Of the several things I learned from

Jon Kleinberg's talk at FOCS, a simple fact about the shape of the "influence of friends" curve has really been stuck in my mind.

The question is the relation between the number of friends or associates who do something, or believe something, and the likelyhood that we will join them. Jon showed the curves for two, quite unrelated, examples: the number of livejournal friends who belong to a "

community" versus the likelyhood of joining the community, and the number of former coauthors who have published in a conference versus the likelyhood of publishing for the first time in that conference. In both cases, after accounting for statistical noise, the curves look roughly monotone (the more friends/ coauthors, the likelier to join the community / publish in the conference) and show a "diminishing return" correlation: each extra friend/ coauthor adds less than the previous one to the likelyhood. There is, however, an exception: the

*second* friend/ coauthor is more influential than the first. The "diminishing returns" start from the third on. This makes intuitive sense: we may discard a rumor heard once, but pay more attention when we hear it again, or dismiss the hobby of one friend as eccentric but start seeing it as a more reasonable when a second friend joins, and so on.

I have been wondering if something similar (but harder to quantify) is true for research problems and research papers. Being the first to introduce a new problem/ direction is an accomplishment that we are all justly used to praise. I am not talking here about being the first to introduce NP-completeness, or Zero-knowledge proofs, but the run-of-the-mill innovative paper that we see every year that brings something fresh to the theory community. Even when a new definition or question is "in the air," it can be difficult to write the first paper about it, because our community typically does not accept a paper made only of definitions and descriptions of open problems. One needs technical results, and so we see many seminal papers that are forever remembered for their definitions, and that are burdened by technical results that are there just so that the paper could make it past the referees. It is thanks to the imaginative people who make it past such difficulties that our field does not get stuck in a rut.

But, in a way, after the first paper on a problem, the barrier for entry is even higher. The community may still be skeptic about the importance of the problem, and the second paper on the subject has no claim of innovation: it must be evaluated solely on its technical content. After a second paper appears, however, the problem becomes an "area," and it becomes considerably more appealing. The most famous example is probably NP-completeness, that really took off after Karp's paper.

But there are plenty of small contemporary examples. For example, Boaz Barak introduced in Random'02 a

beautiful type of argument to prove hierarchy theorems for slightly non-uniform versions of probabilistic polynomial time. The question was not revisited for the next two years, until Fortnow and Santhanam

proved in Focs'04 that the "slight non-determinism" could be reduced to one bit. The following year and half saw a flurry of activity that lead to five sets of results that coalesced into three papers, the last of which, by

van Melkebeek and Pervyshev, is more or less the final word on hierarchy theorems with small advice given current techniques.

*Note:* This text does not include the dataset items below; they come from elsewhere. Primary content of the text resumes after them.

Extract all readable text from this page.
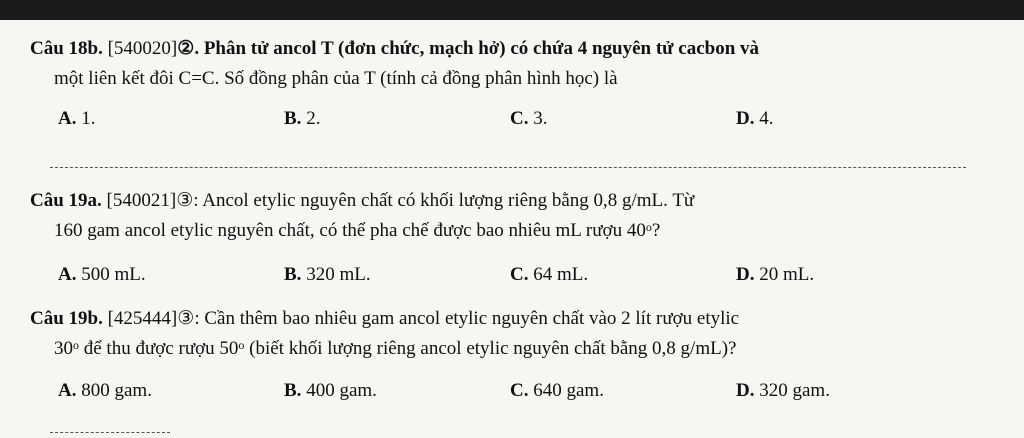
Câu 18b. [540020]②. Phân tử ancol T (đơn chức, mạch hở) có chứa 4 nguyên tử cacbon và
một liên kết đôi C=C. Số đồng phân của T (tính cả đồng phân hình học) là
A. 1.	B. 2.	C. 3.	D. 4.
Câu 19a. [540021]③: Ancol etylic nguyên chất có khối lượng riêng bằng 0,8 g/mL. Từ
160 gam ancol etylic nguyên chất, có thể pha chế được bao nhiêu mL rượu 40$^o$?
A. 500 mL.	B. 320 mL.	C. 64 mL.	D. 20 mL.
Câu 19b. [425444]③: Cần thêm bao nhiêu gam ancol etylic nguyên chất vào 2 lít rượu etylic
30$^o$ để thu được rượu 50$^o$ (biết khối lượng riêng ancol etylic nguyên chất bằng 0,8 g/mL)?
A. 800 gam.	B. 400 gam.	C. 640 gam.	D. 320 gam.
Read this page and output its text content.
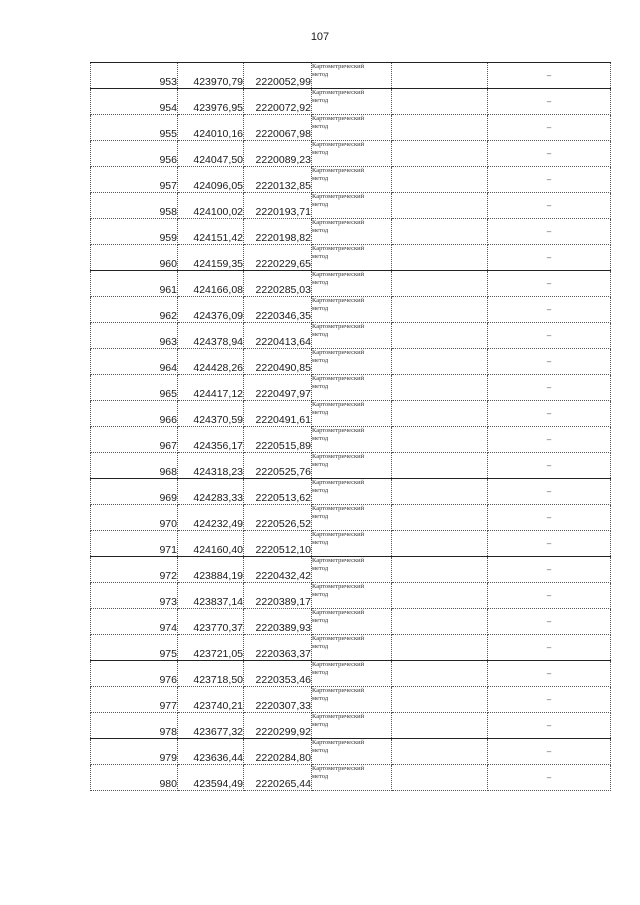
107
953	423970,79	2220052,99	Картометрический
метод		–
954	423976,95	2220072,92	Картометрический
метод		–
955	424010,16	2220067,98	Картометрический
метод		–
956	424047,50	2220089,23	Картометрический
метод		–
957	424096,05	2220132,85	Картометрический
метод		–
958	424100,02	2220193,71	Картометрический
метод		–
959	424151,42	2220198,82	Картометрический
метод		–
960	424159,35	2220229,65	Картометрический
метод		–
961	424166,08	2220285,03	Картометрический
метод		–
962	424376,09	2220346,35	Картометрический
метод		–
963	424378,94	2220413,64	Картометрический
метод		–
964	424428,26	2220490,85	Картометрический
метод		–
965	424417,12	2220497,97	Картометрический
метод		–
966	424370,59	2220491,61	Картометрический
метод		–
967	424356,17	2220515,89	Картометрический
метод		–
968	424318,23	2220525,76	Картометрический
метод		–
969	424283,33	2220513,62	Картометрический
метод		–
970	424232,49	2220526,52	Картометрический
метод		–
971	424160,40	2220512,10	Картометрический
метод		–
972	423884,19	2220432,42	Картометрический
метод		–
973	423837,14	2220389,17	Картометрический
метод		–
974	423770,37	2220389,93	Картометрический
метод		–
975	423721,05	2220363,37	Картометрический
метод		–
976	423718,50	2220353,46	Картометрический
метод		–
977	423740,21	2220307,33	Картометрический
метод		–
978	423677,32	2220299,92	Картометрический
метод		–
979	423636,44	2220284,80	Картометрический
метод		–
980	423594,49	2220265,44	Картометрический
метод		–
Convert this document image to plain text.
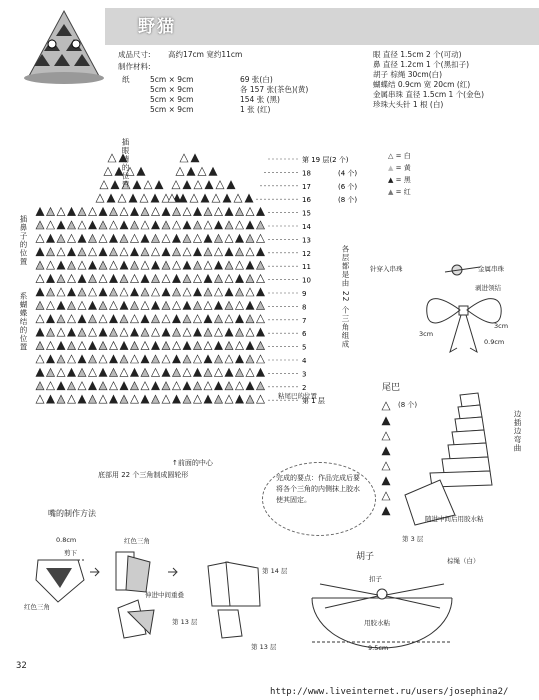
野猫
成品尺寸: 高约17cm 宽约11cm
制作材料:
纸	5cm × 9cm	69 张(白)
5cm × 9cm	各 157 张(茶色)(黄)
5cm × 9cm	154 张 (黑)
5cm × 9cm	1 张 (红)
眼 直径 1.5cm 2 个(可动)
鼻 直径 1.2cm 1 个(黑扣子)
胡子 棕绳 30cm(白)
蝴蝶结 0.9cm 宽 20cm (红)
金属串珠 直径 1.5cm 1 个(金色)
珍珠大头针 1 根 (白)
第 19 层(2 个)
18	(4 个)
17	(6 个)
16	(8 个)
15
14
13
12
11
10
9
8
7
6
5
4
3
2
第 1 层
插眼睛的位置
插鼻子的位置
系蝴蝶结的位置	各层都是由 22 个三角组成
粘尾巴的位置
↑前面的中心
底部用 22 个三角制成圆轮形
△ = 白
▲ = 黄
▲ = 黑
▲ = 红
针穿入串珠	金属串珠
剥进领结
3cm
3cm
0.9cm
尾巴
(8 个)
边插边弯曲
随进中间后用胶水粘
第 3 层
完成的要点：作品完成后要将各个三角的内侧抹上胶水使其固定。
嘴的制作方法
0.8cm
剪下
红色三角
红色三角
伸进中间重叠
第 14 层
第 13 层
第 13 层
胡子	棕绳（白）
扣子
用胶水粘
9.5cm
32
http://www.liveinternet.ru/users/josephina2/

It really pleases to me to write in praise of second papers, in part because I have been involved in a few second papers myself. In 1991, Feigenbaum and Fortnow proved (in the Complexity Conference, at the time called the

*Structure in Complexity Theory* conference) that a certain approach (namely, the use of non-adaptive random self-reductions) cannot work in showing that BPP$\neq$NP implies the existence of hard-on-average problems in NP. This was part of a larger research program aimed at understanding random self-reducibility, but it was the only paper to specifically address the question of whether average-case intractability in NP could be proved assuming only worst-case intractability. This fundamental question seems to have been neclected for more than a decade. In the final exam for the complexity class I taught in Fall'02, I added as an extra credit question the problem of proving an incomparable version of the Feigenbaum-Fortnow result (to consider a more general notion of reduction, but restricted to make only one query), and Andrej Bogdanov was the only one to turn in a complete answer. We started working from there, and presented in Focs'03 a proper generalization of Feigenbaum-Fortnow. After that, the question seems to have become popular again. Akavia, Goldreich, Goldwasser and Moshkowitch showed in Stoc'06 how to prove stronger results for the related question of basing one-way functions on BPP$\neq$NP, and Gutfreund, Shaltiel, and Ta-Shma and, more recently, Gutfreund and Ta-Shma have shown that some weak average-case complexity conclusion for NP can be based on worst-case complexity assumptions.

I also wrote the second paper on hardness amplifcation within NP, following up on Ryan O'Donnell brilliant

generalization of Yao's XOR Lemma; the second paper (with Mossel and Shpilka) on the question of constructing pseudorandom generators in NC0, a question introduced by Cryan and Bro Miltersen, and more or less resolved by a breakthrough of Applebaum, Ishai, and Kushilevitz; and the second paper on approximation algorithms for unique games, an issue that was quickly revolsed by the work of

Gupta and Talwar,

Charikar, Makarychev and Makarychev, and Chlamtac, Makarychev and Makarychev.

So, unimaginative theoreticians of the world, unite and pursue problems that have been studied only once. You have nothing to lose but your time.